A second update of Pure1 focuses on security. With SafeMode Snapshots you can better protect environments against ransomware in particular. Within Pure1, Pure Storage maps out which arrays have SafeMode enabled and which do not. You can also immediately see whether an array needs an update to enable SafeMode. The snapshots that Pure1 makes within SafeMode are immutable by the way. Malicious actors can no longer get to them. Pure does not protect against ransomware, but it does ensure that it is not possible to delete or encrypt all data.

A final update for Pure1 once again has to do with Portworx. There is now an integration between these two components. You can best think of this as the container version of the VM Analytics functionality, which has been part of Pure1 since 2018. The goal is to use this to provide insight into the entire chain of applications from the container to the arrays.

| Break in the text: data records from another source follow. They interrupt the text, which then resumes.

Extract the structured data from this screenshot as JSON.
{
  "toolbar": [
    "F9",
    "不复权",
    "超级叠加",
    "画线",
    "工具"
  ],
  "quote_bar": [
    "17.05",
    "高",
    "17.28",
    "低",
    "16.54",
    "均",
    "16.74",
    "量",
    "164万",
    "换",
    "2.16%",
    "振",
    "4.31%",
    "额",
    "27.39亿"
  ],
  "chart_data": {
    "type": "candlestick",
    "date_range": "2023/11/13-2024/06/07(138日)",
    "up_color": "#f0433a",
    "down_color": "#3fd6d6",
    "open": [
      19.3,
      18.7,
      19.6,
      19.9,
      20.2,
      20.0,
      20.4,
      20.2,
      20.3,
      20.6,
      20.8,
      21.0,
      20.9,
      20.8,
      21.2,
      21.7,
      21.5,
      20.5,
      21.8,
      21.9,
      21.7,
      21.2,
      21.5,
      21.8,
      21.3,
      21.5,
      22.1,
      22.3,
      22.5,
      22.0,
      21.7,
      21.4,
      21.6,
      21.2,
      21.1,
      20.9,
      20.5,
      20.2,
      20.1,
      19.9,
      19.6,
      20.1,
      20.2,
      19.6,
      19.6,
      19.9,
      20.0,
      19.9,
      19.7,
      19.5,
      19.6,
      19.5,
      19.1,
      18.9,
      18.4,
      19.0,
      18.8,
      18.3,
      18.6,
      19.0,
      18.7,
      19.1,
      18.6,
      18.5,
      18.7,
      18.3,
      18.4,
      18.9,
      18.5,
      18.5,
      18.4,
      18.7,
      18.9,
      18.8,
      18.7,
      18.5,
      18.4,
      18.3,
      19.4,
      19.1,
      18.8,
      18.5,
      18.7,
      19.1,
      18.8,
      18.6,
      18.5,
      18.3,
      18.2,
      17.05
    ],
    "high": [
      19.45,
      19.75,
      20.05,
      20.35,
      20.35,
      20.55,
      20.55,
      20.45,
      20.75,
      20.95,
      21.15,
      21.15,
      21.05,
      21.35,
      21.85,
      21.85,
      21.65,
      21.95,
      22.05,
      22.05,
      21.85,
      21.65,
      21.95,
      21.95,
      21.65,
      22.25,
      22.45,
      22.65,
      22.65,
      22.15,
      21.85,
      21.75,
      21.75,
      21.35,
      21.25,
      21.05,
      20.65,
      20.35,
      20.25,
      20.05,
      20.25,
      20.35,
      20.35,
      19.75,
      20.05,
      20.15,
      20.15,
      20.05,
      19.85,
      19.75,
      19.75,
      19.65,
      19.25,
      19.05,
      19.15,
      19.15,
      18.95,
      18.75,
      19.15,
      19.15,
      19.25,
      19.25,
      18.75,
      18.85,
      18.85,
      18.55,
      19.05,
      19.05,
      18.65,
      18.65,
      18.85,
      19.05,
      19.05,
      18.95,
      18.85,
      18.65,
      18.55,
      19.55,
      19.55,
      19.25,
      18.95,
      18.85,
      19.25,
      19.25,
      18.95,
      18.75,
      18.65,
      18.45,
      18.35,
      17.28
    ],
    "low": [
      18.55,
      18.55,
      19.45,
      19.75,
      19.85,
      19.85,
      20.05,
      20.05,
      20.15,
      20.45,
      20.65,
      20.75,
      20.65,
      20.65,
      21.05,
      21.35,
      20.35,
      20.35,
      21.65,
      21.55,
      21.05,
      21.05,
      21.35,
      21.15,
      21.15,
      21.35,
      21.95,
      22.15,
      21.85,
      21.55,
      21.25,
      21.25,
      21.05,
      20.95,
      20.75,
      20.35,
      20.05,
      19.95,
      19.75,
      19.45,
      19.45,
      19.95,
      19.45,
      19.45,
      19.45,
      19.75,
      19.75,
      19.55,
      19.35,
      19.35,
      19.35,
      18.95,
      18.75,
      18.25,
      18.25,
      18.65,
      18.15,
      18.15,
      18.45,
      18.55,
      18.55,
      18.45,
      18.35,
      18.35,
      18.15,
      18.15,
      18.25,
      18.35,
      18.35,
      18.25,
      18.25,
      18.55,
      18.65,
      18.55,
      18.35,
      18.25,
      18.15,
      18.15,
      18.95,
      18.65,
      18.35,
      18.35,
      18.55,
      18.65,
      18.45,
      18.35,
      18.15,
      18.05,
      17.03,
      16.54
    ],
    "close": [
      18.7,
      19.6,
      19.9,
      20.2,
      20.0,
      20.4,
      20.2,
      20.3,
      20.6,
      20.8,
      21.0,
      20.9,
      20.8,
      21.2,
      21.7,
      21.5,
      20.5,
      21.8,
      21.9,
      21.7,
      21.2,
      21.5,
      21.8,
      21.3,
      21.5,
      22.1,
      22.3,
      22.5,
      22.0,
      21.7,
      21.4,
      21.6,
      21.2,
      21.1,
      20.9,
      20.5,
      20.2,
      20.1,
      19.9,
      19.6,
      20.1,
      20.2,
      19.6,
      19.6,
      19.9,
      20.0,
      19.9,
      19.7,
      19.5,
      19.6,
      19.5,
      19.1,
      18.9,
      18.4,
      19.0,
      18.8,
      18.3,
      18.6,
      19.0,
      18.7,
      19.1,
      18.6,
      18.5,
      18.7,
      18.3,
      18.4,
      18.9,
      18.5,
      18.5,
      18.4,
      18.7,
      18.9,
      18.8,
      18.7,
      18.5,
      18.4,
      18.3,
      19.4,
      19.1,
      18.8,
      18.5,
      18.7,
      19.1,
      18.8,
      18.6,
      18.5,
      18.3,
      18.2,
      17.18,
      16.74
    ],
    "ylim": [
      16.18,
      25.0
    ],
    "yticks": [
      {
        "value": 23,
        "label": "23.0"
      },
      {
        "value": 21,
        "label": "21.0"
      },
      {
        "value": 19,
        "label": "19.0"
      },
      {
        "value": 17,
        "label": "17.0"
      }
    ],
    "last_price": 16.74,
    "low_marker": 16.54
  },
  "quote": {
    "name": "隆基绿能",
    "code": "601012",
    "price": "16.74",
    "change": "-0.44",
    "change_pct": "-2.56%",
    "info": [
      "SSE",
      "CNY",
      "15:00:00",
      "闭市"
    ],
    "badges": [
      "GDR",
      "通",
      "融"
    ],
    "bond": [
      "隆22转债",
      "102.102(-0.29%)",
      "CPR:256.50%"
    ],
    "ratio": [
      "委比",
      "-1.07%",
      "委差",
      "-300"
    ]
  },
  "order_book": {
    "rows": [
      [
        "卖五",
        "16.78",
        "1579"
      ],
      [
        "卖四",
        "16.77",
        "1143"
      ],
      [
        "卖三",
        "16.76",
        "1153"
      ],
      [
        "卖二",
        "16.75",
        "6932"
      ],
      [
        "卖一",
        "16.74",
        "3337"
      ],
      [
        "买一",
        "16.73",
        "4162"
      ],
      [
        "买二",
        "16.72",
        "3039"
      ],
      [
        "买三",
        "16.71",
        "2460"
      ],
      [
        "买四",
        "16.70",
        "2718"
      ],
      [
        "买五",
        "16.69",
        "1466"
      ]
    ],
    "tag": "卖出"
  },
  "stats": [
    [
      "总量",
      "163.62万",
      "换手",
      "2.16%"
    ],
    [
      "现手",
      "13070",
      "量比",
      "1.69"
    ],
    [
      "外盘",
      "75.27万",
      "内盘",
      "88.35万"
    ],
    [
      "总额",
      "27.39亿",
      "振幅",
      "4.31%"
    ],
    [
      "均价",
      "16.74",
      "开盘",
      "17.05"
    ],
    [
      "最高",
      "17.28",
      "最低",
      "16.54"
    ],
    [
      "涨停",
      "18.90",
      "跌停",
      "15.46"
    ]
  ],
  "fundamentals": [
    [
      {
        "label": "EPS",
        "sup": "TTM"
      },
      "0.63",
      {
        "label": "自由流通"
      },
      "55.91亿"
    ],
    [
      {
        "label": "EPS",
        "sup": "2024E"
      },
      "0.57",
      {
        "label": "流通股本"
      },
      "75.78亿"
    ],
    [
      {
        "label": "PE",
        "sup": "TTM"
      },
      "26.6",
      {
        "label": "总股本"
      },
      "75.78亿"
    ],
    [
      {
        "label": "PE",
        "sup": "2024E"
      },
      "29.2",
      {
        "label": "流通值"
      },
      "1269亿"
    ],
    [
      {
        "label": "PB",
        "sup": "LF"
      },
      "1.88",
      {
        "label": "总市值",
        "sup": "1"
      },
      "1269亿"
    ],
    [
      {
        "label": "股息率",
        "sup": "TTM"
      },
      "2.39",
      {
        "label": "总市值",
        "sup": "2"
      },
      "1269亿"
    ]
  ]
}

This allows you to detect issues faster and also gain the necessary insights in terms of efficiently deploying your storage.

Pure Storage as a whole scales up (horizontally)

Pure always claims that the company was founded in 2009 with cloud management in mind. That is, Pure developed FlashArray from the beginning with things like modularity and scalability in mind. The company itself now talks about “cloudifying” infrastructure. With today’s announcements, it has again taken some clear steps in that direction. This is necessary too, because customers now have more demands and wishes. An extremely fast and highly available infrastructure alone is no longer enough. In the field of operations (with Pure Fusion) and services (with Portworx Data Services), Pure is now taking pretty big steps towards answering those wishes and demands.